While the court was at Windsor Castle, Herne the Hunter appeared once more. Disguised as a monk, he led Anne and Norris to an apartment where they found the King and Jane Seymour together. Anne knew then what her end was to be; but when Norris asked her to flee with him, she refused.
In May, some jousts were held at the castle. Norris, who had formed a compact with the demon hunter, defeated the King in the tourney. As his reward, Anne gave him a handkerchief that Henry had presented to her. Furious, Henry charged her with incontinence and sent Norris to the tower. Soon afterward, Anne also was imprisoned. Herne visited her and offered to carry her and her lover to a place of safety. Rather than sacrifice her soul, Anne refused. At her trial, she was pronounced guilty and sentenced to die.
Henry was in retirement at Windsor Castle on the day of her execution. As her head rolled from the block, Herne the Hunter appeared before Henry, bowed mockingly, and told the King that he was free to wed once more.
WINDSOR CASTLE illustrates various ways in which serious organizational problems can arise despite the author’s careful adherence to what looks like neat structural division. The book shares with the body of William Harrison Ainsworth’s fiction a variety of significant features: a complicated series of more or less interwoven actions and intrigues interlaced with historical matter, introducing a complex dimension all its own, as well as important architectural and scientific backgrounds and supernatural events, or what appear to be fated occurrences.

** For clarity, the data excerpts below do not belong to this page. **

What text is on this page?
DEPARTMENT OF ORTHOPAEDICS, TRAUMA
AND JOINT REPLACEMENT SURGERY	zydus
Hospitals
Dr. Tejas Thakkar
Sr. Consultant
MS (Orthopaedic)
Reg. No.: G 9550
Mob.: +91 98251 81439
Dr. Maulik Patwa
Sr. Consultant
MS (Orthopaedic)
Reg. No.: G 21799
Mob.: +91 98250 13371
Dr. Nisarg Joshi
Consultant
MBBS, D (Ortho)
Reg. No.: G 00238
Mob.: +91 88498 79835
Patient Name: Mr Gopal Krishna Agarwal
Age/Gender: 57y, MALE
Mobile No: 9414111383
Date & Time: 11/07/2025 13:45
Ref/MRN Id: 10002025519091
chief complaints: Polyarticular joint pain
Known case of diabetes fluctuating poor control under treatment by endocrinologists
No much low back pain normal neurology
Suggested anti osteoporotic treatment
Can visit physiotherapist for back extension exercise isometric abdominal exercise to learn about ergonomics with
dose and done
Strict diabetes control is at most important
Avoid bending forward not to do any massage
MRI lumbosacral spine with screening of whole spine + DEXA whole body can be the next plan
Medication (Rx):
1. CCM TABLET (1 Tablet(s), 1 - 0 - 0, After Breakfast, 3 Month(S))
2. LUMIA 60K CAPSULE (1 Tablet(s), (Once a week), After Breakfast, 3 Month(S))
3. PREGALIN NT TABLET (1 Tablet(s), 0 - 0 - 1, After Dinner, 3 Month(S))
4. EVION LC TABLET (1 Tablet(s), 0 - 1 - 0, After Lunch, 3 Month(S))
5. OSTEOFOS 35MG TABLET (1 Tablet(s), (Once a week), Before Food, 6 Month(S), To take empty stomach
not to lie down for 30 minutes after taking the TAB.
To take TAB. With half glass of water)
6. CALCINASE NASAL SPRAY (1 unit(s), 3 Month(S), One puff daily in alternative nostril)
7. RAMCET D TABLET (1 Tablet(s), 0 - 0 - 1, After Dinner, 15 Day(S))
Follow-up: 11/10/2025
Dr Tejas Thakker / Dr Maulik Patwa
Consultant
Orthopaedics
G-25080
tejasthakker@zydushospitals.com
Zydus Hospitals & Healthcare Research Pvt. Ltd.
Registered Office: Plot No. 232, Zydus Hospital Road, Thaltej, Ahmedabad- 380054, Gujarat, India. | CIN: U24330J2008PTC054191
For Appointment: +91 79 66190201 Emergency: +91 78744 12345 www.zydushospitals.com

The book is also well researched, and descriptions and action scenes are as superbly drawn as in Ainsworth’s other novels. The author’s use of subplots, however, is a feature that is disturbing and requires some consideration.
It must not be assumed that Ainsworth’s subplots are always mere padding. Frequently, such subplots significantly enlarge the scope of the principal action of the novel, but in WINDSOR CASTLE, Ainsworth repeatedly introduces motifs that he fails to develop fully. For example, the unhappy romance of Surrey and the fair Geraldine, although it serves to illustrate the power of Henry VIII, is too sketchily treated to sustain interest.
There are other loose ends in the book, but they do not really impair the structure. Book 6, for example, takes place seven years after the first five parts, but, showing as it does the downfall of Anne Boleyn, it is a logical consequence if not an integral part of the main action. Furthermore, it is not disturbing to have the supernatural dimension involving Herne the Hunter and his repeated incursions, because they consistently affect the king and have a definite place in advancing action and creating atmosphere.
This interesting novel of the reign of King Henry VIII combines two traditions of English fiction: the historical romance and the Gothic romance of mystery and terror. An element of the weird is imparted to the novel by the mysterious figure of Herne the Hunter, an apparition out of the imagination of medieval England and still a creature of legend in the history of Windsor Castle. In his novel, Ainsworth gave Herne the function of a somewhat disorganized conscience. Linked to forces of evil as well as to those of good, he never has a clearly defined symbolic value.
Although Ainsworth allows himself to stray too often from the main track of his narrative, the average reader will not be disturbed by this lack of unity since the novel contains all the exciting action, colorful descriptions, and living history for which the author is justly famous.